Partial Differential Equations in Applied Mathematics (Jun 2023)
An innovative approach for developing the precise traveling wave solutions to a family of 3D fractional WBBM equations
Abstract
The Wazwaz–Benjamin–Bona–Mahony (WBBM) equations are solved in this paper using an explicit and precise soliton method. In water wave mechanics, fluid dynamics, ocean engineering, and science, the wave phenomena of the resulting solutions are used. The WBBM model did not employ the new auxiliary equation (NAE) technique. We used this approach to generate a large number of analytical solutions to define explicit functions with free parameters that were hyperbolic, trigonometric, and trigonometric in nature. This study also addresses the impact of the wave phenomenon in two-dimensional (2D) diagrams. It includes several plots in three-dimensional (3D) surface plots and contour plot graphs illustrating the acquired answers.

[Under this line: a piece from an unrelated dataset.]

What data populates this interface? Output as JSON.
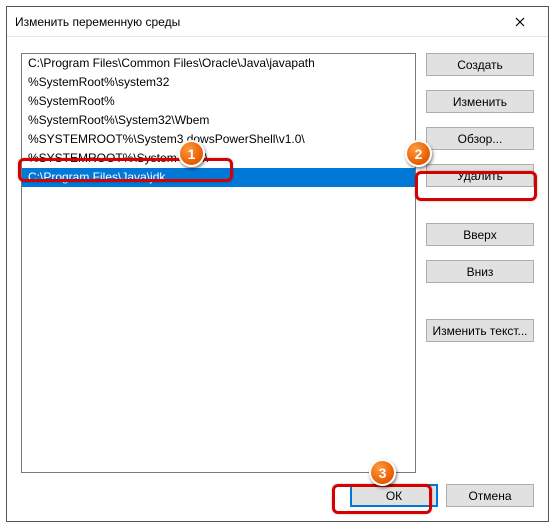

In contrast, we have contrasted our response with those found in earlier works of literature. Therefore, it is clear that the technique mentioned above may be a possible tool for developing novel, accurate solutions for various NLEEs, which are crucial in applied research and engineering. The findings were gathered to assess the capability of the finished method to compute the precise solutions of the WBBM equations that can be used to implement the nonlinear water model in the ocean and coastal engineering. By substituting their respective equations with the computational program Mathematica, all of the solutions provided have been verified.